As the name implies, cellular immunity works on a cellular level where T cells are able to detect which of our cells contain the unwanted virus and work to destroy it. When our T cells are activated against a virus, they file the information away for future use and this allows them to respond much quicker the next time the body is faced with the virus. These cells are always reproducing and they pass this memory on to their ‘children’ and this memory exists for life. This explains how we are immune to many viruses after getting them once. The T cells protect cells like soldiers protect a fortress.
Humoral immunity is like the front line troops that work outside the cellular fortress: it is the first line of defense. Humoral immunity occurs in the body fluids where B cells float around on sentry duty. When B cells come into contact with antigens (proteins from a virus), they activate antibodies which they carry on their back. These antibodies identify and neutralize foreign proteins. Each antibody is responsible for a different antigen, so some might be responsible for distemper, some for parvovirus, etc. After an antibody is successful at neutralizing any nasty antigens, it will float around the body for years, working as a sentry. Like T cells, B cells develop a memory which allows them to respond quicker and with more force the next time they come across the same virus.
A titre is capable of measuring only a small part of the active immune system: circulating antibodies.
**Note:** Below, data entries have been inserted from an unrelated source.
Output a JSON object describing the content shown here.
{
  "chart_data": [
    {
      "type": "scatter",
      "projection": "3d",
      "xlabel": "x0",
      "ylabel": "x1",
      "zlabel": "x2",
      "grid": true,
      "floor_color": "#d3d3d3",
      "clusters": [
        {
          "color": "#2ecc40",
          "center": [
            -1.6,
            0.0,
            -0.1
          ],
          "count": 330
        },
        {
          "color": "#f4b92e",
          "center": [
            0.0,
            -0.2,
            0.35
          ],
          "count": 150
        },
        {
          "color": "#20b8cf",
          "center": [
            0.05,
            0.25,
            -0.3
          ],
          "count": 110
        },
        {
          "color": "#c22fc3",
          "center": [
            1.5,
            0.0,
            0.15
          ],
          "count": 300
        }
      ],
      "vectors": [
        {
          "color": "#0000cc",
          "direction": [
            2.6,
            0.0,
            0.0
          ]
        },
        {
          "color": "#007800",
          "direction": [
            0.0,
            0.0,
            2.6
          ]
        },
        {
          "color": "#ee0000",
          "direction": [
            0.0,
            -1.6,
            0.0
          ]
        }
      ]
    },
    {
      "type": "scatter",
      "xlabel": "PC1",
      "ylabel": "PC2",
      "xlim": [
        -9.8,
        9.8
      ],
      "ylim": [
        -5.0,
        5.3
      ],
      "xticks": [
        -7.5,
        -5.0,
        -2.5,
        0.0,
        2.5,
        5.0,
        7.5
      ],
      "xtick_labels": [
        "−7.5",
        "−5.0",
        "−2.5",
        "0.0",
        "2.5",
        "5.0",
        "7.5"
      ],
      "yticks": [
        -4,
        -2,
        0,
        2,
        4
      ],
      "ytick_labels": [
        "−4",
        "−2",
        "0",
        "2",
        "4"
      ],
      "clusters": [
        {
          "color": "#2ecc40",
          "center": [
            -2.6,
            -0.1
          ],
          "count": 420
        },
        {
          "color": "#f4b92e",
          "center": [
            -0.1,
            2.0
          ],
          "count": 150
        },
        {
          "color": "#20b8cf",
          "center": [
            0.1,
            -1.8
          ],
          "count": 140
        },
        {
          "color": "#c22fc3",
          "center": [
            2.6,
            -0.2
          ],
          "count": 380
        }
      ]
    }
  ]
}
If a titre is high, it is a good assumption that the immune system is perfectly capable of a successful response to the antigen in question. So if your dog has a high titre for parvo, it is extremely unlikely that he will suffer the disease, even if he is exposed to parvovirus. If there are parovovirus antibodies circulating in his system, then the B cell front line troops and the T cells that protect the cell fortresses are armed and ready to go.
What if the circulating antibodies are low? Does that mean that immunity is low? Well, the answer is no. Immunity is an all or nothing thing: a dog is either immune or he is not. There is no grey area or sliding scale.
If a titre is low and you have a reasonable expectation that your dog has been exposed to parvovirus for example (either through exposure or vaccination), then a low titre really has no predictive value. Memory cells which are produced by T and B cells exist for the life of the animal: circulating antibodies may or may not. Just because circulating antibodies are low (and therefore the titre is low), does not mean that your dog can not fight infection if exposed to parvovirus (or any other virus). There may not be circulating antibodies present, but the memory cells are there and waiting to launch a quick and powerful attack on parvovirus antigens, activating the antibodies and neutralizing any threat. The fortress protecting your dog’s cells is still very well protected by front line troops and T cell soldiers and remains so for the life of the dog.
Based on this, what is the predictive value of a titre? Well, a high titre has a very good predictive value. If a titre is high, then your dog is either suffering from the disease or has successfully fought it in the past and can expected to do so in the future without further vaccination. If a titre is low, then it is of little value as it comes down to guesswork. A low titre does not mean low immunity. It is for this reason that I think titres are not a good use of money. The exception would be using titres to determine the effectiveness of a vaccination (not that I necessarily endorse vaccination).
If you were to vaccinate a puppy and run a titre about three weeks afterward, it would have wonderful predictive value. If you were to vaccinate for distemper and parvo at 12 weeks, then run a titre at 15 weeks for example, now the titre would be of value. If the titre is high, then there are circulating antibodies against the parvo or distemper virus. If this is the case, then it is extremely likely that memory cells will have been produced by B cells and T cells and your puppy is protected for life. There is no need for further titres and certainly no need for further vaccination. In my opinion (for what it’s worth), this would be the best use of a titre test as a low titre would now have predictive value, meaning there was either vaccine failure or passive immunity (maternal antibodies) blocked the vaccine (which is possible for up to 26 weeks of age with parvovirus).
I wish more vets, breeders and puppy owners would use titres in this manner, instead of hapharzardly vaccinating at three or four week intervals, trying to catch the period in time when passive immunity is low enough for the vaccine to work. It would take a lot of the guesswork out of a vaccine schedule and eliminate the need for unnecessary vaccinations.